Что же происходит в кинематографе? За каждым фильмом, от самого прекрасного до самого плохого, всегда стоит какая-то конкретная, личная, частная история, продиктованная интересами коммерческого, политического, сентиментального или художественного плана. Причинами возникновения фильма могут быть нравственная потребность, характерная для какого-либо режиссера на определенном этапе его пути, чисто коммерческая операция или даже стремление поддержать карьеру какого-то актера или актрисы и так далее. Я бы мог привести еще множество примеров, но это все равно будет много меньше того, что предлагают сегодня и смогут предложить завтра сама жизнь и развитие кино. Во всяком случае, ясно, что, если бы мы всегда и всюду полагались только на «схемы», обусловленные нашими идеями (старыми ли, новыми ли), нам не удалось бы хоть иногда уловить совокупность разнообразных мотивов, чувств и потребностей, которые и составляют ценность каждого фильма.

Ты мог бы мне заметить, что в целом все эти рассуждения затрагивают «случайную», а не «сознательную» сторону фильма.

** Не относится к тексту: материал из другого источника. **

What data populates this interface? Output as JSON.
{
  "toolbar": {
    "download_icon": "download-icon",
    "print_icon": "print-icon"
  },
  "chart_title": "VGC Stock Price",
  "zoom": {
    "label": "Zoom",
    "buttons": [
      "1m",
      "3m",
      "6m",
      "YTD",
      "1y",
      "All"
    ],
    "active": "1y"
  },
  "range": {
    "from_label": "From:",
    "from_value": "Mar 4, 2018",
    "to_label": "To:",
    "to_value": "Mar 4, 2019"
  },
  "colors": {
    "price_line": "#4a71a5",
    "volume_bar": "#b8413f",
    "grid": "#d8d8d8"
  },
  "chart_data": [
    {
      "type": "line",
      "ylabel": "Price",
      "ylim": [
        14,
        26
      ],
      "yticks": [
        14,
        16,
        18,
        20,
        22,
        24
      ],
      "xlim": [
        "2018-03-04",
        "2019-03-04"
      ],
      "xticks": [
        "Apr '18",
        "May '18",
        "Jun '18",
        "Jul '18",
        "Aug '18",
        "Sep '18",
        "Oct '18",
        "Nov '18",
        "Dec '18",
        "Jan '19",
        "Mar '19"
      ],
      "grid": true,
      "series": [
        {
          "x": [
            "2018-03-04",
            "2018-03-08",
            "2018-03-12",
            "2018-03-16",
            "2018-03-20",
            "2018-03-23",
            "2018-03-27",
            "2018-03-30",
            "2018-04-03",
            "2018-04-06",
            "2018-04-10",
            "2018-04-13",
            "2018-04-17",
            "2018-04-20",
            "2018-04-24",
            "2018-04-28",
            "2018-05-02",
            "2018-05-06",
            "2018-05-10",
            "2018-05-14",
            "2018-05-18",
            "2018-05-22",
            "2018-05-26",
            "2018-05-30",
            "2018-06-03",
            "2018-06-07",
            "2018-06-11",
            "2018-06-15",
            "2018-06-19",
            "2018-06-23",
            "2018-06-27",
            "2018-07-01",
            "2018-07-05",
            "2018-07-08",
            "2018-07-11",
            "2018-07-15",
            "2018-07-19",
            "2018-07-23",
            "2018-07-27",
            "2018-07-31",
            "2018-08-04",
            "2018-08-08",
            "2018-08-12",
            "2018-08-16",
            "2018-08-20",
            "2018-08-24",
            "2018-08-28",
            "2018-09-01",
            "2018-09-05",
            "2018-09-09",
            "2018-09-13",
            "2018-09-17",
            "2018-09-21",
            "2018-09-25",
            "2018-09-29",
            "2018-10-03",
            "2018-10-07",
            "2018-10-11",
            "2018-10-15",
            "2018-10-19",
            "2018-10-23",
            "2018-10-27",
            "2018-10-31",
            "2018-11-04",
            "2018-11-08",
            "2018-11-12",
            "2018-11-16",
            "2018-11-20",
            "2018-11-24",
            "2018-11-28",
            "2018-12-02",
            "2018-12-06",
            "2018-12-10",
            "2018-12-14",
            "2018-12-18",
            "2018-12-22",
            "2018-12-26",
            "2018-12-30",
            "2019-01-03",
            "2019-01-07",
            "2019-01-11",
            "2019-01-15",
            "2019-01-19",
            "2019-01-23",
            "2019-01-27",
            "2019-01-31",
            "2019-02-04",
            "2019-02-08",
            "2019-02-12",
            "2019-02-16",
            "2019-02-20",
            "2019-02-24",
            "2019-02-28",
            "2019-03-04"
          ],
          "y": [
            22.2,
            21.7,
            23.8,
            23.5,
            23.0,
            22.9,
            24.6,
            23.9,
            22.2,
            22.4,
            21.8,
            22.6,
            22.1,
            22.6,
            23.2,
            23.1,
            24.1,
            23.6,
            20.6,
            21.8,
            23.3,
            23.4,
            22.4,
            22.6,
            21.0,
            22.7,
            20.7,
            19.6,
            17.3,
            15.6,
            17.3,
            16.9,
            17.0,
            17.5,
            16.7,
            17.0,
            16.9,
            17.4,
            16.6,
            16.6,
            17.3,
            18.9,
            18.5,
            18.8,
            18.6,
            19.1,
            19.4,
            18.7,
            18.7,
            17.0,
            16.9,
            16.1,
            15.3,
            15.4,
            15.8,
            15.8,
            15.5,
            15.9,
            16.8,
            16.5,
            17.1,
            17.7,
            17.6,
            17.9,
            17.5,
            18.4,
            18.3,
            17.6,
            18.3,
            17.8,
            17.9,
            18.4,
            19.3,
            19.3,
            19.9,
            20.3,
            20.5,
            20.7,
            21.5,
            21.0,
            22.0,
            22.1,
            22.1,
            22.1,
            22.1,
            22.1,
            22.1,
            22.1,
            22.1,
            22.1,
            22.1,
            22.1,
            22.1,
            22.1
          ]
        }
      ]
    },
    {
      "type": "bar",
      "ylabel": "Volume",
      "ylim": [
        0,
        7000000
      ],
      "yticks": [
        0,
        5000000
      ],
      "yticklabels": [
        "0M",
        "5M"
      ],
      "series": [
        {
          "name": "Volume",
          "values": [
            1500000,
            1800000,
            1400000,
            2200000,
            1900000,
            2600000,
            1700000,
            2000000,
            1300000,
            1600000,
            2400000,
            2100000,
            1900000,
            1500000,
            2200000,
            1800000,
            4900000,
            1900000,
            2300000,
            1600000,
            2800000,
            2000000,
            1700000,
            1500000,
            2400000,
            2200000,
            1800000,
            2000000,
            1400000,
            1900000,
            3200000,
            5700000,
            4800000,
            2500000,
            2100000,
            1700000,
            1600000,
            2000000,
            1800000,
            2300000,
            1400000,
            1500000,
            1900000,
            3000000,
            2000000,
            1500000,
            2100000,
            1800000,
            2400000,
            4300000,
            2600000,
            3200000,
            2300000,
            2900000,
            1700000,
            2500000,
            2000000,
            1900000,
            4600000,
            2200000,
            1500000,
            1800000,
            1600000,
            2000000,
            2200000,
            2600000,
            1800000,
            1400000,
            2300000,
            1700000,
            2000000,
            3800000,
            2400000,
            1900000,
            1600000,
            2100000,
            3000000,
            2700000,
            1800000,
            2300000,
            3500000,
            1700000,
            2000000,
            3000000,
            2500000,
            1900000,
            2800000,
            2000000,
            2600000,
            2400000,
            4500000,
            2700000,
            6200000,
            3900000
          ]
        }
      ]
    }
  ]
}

Но как часто такие «случайности» оказывались причиной создания подлинного произведения искусства или его лучшей части. Я вспоминаю, например, как в период работы над «Трагической охотой» должен был снять митинг, в котором участвуют ветераны, встретившиеся в поезде. Ты помнишь? Так вот, у продюсеров


не было денег, чтобы заплатить двум-трем тысячам статистов. А мне обязательно нужен был этот митинг, поскольку во время него как раз и должна была произойти основная сцена: встреча между двумя людьми — главными героями фильма. Как быть? Выхода не было: деньги для статистов не находились. И тогда вместо двух тысяч статистов я заказал две-три тысячи велосипедов, которые должны были символически обозначить толпу ветеранов, собравшихся на митинг где-то за кадром. Вот таким образом я и снял эту сцену, которая, быть может, стала даже более убедительной, чем если бы снималась с участием статистов.

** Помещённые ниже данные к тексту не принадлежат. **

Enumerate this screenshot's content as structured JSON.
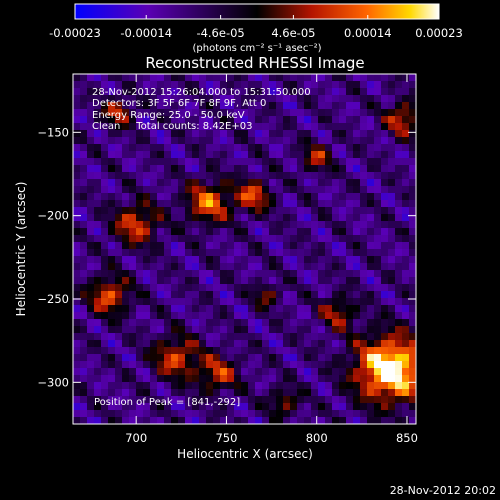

Таково кино. Это уж не говоря обо всех тех шутках, которые выкидывает с тобой «случай», если понимать это слово в том максимально широком смысле, какой ему придавала вся классическая драматургия. А ведь так редко бывает, чтобы критика учитывала эти обстоятельства, — хотя, конечно, удача произведения в конечном счете зависит не от них. Критики любят вдаваться в длинные рассуждения о достоинствах какого-нибудь дерева, стоящего в глубине кадра, или о линиях, образуемых плитами пола, в каком-нибудь эпизоде (это я слышал своими собственными ушами!), а то еще о ритме галопа какой-нибудь лошади, чтобы потом осуждать или превозносить «символизм» того или иного режиссера. Порой мне хочется, чтобы «случай» был человеком, чтобы свести его со всеми этими типами и чтобы при встрече он им порассказал, как это в свое время делали сказочные гномы, о многих и многих «шутках», вроде тех, о которых я упоминал выше. Какой там символизм!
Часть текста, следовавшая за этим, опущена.